I will no longer tolerate,
Pimko wrote,
your disregard and outrageous ignorance of matters pertaining to the school curriculum.

I summon you to present yourself in my study—at the superintendent's office, the day after tomorrow, Friday at 4:30 p.m., the objective being explanation, lecturing and tutoring you on Norwid, to fill this gap in your education.

Please note that I am summoning you legally, formally, officially, and with all due civility, as your professor and educator, but, in case of any recalcitrance on your part, I shall write a letter to the dean of girls suggesting your dismissal from school.

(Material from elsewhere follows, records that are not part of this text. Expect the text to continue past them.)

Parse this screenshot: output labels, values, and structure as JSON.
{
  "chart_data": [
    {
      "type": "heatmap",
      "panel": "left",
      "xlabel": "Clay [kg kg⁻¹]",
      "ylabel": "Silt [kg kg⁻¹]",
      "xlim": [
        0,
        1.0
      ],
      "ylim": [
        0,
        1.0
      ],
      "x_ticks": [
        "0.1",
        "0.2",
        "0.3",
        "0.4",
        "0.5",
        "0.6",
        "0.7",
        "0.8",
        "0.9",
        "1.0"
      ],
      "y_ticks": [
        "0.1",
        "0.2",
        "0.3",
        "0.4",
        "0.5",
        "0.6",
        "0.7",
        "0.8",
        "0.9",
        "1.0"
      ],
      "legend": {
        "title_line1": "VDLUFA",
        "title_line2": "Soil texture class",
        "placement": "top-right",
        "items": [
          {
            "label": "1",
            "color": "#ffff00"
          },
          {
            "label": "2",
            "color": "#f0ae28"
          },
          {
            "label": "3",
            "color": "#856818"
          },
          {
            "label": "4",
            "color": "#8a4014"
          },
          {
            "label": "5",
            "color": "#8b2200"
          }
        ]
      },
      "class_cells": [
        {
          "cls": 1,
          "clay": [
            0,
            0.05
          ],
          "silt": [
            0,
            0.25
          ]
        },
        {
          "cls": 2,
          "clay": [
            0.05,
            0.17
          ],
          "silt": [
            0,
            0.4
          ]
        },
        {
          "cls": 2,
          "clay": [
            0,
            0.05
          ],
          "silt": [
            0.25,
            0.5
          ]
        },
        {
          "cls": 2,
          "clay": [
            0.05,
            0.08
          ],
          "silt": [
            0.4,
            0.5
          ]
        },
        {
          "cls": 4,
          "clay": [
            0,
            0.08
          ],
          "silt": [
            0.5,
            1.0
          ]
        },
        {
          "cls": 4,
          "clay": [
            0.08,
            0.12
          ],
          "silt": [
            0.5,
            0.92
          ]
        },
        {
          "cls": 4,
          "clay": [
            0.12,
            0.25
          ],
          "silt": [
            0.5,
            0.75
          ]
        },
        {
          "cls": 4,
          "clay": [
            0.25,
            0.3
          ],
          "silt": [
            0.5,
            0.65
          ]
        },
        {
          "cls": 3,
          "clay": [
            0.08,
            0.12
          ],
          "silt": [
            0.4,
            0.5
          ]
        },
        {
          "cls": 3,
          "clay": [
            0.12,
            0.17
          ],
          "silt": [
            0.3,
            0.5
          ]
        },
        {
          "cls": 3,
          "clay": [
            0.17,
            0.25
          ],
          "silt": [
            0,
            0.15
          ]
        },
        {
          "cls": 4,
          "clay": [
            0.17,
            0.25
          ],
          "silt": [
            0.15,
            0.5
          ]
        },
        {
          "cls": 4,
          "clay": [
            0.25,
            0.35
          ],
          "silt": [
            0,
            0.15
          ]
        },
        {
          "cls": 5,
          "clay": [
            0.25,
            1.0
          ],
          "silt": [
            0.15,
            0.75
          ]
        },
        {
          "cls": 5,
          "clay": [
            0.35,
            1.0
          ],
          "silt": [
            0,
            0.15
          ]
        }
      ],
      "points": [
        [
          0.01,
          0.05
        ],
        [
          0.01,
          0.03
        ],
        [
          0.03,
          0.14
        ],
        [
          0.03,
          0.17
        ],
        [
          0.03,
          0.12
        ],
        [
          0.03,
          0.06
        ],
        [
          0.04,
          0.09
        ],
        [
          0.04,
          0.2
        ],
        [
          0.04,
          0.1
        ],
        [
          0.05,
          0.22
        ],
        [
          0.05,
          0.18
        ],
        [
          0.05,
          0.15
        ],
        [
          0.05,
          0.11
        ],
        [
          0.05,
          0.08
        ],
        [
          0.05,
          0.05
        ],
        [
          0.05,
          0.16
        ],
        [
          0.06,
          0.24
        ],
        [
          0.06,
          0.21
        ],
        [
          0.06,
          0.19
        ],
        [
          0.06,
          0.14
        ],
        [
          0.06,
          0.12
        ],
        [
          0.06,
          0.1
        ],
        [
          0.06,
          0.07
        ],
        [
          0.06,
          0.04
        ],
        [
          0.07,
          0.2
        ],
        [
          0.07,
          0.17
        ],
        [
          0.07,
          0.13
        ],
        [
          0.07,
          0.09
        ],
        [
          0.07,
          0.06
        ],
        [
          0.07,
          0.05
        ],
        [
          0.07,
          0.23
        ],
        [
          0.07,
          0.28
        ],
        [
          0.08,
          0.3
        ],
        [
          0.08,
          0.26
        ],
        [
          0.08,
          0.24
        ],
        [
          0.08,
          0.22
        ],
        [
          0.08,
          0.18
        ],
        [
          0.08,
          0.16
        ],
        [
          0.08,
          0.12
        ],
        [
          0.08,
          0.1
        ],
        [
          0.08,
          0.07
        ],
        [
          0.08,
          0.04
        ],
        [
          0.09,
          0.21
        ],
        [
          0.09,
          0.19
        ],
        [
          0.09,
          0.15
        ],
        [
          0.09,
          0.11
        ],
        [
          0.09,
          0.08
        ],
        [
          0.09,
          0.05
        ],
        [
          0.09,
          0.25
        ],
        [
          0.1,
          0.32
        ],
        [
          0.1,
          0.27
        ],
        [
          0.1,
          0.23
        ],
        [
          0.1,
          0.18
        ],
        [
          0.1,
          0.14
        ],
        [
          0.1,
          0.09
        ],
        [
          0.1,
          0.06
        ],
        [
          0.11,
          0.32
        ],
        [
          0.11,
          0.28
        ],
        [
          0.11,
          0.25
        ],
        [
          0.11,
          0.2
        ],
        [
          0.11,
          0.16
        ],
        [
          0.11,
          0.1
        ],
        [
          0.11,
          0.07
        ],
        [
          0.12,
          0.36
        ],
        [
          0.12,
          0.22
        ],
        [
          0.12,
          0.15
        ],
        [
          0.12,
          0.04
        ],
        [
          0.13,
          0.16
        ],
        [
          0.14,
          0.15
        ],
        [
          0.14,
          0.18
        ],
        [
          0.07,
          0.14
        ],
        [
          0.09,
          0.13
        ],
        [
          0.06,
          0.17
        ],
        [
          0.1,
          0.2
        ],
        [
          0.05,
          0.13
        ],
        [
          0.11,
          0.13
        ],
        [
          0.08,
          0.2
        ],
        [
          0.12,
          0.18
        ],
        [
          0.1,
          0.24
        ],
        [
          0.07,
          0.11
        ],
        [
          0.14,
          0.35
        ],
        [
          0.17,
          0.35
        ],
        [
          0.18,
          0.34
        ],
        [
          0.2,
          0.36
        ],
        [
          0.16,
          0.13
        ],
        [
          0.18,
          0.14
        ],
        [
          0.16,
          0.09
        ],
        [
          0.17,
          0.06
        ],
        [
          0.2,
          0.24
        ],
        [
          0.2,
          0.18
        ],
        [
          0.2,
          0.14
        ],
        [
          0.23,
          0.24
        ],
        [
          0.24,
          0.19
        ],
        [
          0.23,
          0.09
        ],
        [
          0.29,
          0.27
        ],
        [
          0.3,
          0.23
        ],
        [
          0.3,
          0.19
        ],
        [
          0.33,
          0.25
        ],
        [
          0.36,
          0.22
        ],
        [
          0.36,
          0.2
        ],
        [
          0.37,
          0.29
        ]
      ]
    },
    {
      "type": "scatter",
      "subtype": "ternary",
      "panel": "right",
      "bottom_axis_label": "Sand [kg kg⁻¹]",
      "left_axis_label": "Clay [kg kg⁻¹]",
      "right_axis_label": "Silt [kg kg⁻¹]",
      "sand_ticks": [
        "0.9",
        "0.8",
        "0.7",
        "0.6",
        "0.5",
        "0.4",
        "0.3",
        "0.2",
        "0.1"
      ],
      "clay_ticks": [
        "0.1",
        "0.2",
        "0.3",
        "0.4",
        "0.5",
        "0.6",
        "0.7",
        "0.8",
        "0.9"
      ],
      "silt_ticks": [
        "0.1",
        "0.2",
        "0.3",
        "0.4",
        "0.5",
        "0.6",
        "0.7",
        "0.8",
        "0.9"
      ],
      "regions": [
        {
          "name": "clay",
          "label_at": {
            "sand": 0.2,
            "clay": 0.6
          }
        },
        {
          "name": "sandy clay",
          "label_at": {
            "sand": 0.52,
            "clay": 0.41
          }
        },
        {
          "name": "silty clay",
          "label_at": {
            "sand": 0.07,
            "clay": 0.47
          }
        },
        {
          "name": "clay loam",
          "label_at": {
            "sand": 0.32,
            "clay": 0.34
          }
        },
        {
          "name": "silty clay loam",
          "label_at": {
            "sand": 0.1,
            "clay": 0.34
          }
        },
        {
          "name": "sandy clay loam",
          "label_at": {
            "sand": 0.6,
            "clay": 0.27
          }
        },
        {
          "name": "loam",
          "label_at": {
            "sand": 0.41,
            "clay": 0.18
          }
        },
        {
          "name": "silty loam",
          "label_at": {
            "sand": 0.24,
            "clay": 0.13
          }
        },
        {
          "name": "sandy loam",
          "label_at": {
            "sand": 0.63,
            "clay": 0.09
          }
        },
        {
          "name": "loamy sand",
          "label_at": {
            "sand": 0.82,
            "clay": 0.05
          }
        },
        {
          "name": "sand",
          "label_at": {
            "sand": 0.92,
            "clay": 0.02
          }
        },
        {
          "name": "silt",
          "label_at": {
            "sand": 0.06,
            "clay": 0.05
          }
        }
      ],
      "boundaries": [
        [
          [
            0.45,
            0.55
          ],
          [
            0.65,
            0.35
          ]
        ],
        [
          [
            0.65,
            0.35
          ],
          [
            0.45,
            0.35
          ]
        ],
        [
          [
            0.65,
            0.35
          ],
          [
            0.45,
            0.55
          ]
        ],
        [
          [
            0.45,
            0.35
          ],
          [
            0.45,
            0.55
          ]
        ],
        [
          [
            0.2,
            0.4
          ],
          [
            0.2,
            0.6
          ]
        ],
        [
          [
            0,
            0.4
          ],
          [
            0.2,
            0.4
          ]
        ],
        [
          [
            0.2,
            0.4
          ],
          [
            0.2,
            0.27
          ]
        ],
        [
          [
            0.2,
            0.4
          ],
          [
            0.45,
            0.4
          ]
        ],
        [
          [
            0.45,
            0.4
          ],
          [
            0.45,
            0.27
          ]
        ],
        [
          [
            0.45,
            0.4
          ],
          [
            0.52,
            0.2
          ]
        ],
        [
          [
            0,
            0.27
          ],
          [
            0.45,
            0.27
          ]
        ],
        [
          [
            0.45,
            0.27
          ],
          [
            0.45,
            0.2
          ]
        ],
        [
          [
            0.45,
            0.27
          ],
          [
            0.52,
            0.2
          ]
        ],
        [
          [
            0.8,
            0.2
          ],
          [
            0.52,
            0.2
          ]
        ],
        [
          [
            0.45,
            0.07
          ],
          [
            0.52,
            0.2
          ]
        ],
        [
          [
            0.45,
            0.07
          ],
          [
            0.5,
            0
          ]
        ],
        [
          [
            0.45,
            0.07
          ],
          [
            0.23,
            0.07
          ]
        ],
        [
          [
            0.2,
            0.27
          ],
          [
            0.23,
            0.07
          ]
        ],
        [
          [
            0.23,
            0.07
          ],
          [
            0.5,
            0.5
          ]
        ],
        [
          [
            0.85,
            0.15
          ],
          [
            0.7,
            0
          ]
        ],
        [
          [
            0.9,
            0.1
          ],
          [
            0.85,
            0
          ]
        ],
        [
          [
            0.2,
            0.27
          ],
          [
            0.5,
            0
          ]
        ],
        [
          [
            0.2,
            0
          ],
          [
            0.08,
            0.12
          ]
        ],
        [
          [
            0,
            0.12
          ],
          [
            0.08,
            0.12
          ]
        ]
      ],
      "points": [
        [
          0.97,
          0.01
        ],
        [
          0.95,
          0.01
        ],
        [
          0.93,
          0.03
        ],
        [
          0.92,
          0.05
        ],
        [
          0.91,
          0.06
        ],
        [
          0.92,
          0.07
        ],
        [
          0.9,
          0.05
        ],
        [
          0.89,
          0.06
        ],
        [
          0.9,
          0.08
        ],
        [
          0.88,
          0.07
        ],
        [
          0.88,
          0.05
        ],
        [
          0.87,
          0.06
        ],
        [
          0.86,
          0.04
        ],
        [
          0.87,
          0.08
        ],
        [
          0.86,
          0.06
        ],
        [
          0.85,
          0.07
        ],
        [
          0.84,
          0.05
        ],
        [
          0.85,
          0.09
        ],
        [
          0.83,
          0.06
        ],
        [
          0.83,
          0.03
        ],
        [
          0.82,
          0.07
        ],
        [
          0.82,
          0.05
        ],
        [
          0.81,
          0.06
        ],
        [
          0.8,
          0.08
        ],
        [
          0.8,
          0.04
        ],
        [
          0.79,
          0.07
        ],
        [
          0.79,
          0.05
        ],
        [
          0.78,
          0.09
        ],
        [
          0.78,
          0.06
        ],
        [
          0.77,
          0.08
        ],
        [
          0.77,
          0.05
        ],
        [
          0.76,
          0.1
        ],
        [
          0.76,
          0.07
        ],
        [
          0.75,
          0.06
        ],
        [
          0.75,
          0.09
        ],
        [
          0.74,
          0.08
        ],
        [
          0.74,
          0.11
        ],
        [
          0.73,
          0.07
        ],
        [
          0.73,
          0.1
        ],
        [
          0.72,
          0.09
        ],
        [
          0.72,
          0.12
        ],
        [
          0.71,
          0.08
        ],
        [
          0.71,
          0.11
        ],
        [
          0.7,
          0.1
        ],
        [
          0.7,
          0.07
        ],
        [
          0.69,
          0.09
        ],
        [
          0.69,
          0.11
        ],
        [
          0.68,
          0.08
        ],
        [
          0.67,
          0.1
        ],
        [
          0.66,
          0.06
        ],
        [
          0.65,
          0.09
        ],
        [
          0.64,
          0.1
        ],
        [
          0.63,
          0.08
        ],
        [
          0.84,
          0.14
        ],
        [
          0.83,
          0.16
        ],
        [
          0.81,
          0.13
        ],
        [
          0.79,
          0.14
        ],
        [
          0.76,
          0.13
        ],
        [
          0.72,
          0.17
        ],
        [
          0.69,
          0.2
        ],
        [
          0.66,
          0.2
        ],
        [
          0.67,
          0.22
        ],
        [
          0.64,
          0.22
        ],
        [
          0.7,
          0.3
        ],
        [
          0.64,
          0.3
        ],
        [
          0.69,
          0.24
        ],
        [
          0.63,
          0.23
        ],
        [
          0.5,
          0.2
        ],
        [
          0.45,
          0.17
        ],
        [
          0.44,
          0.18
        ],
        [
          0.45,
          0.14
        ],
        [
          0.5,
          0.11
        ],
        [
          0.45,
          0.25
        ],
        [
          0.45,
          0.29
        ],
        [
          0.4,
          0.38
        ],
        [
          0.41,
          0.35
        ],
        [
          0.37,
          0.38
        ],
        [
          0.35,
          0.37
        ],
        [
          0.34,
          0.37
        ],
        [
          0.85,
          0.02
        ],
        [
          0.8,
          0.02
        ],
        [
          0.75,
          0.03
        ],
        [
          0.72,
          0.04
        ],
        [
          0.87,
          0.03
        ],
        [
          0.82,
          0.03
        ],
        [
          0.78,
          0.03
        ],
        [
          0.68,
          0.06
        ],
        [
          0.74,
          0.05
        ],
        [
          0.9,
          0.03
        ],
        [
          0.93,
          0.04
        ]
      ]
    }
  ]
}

I wish to point out that I can no longer tolerate thersaid gap and, as your Professor, I have a right not to. Please comply. T. Pimko, Ph.D. and Professor Honoris Causa Warsaw...

So that's how far it has gone between them? He was threatening her, was he? Really? She had wooed and courted him with her ignorance until she forced the prof to show his claws. Pimko, unable to make a date with the schoolgirl as Pimko, was summoning her in his capacity as professor of middle and higher education. He was no longer satisfied with frolicking with her only in her home, under her parents' eyes—he was now taking advantage of the authority of his status, he wanted to force Norwid on the girl by entirely legitimate means. Since he could not do it in any other way, he was going to use Norwid so that he could play a prominent part in her life. I was astonished as I held his letter in my hand, I stood over the pile of papers not knowing whether the revelation was, for me, bad news or good. However, under his letter there was in the drawer yet another sheet of paper—torn out of a notebook, a few sentences in pencil— and I recognized Kopyrda's handwriting! Yes, it was Kopyrda's, no doubt about it, it was Kopyrda's, no one else's! I feverishly grabbed the note. It was concise, crumpled up, careless—which meant that it had been tossed through the window.

I forgot to give you my address
(here followed Kopyrda's address).
If you want me, I want you too. Let me know. H. K.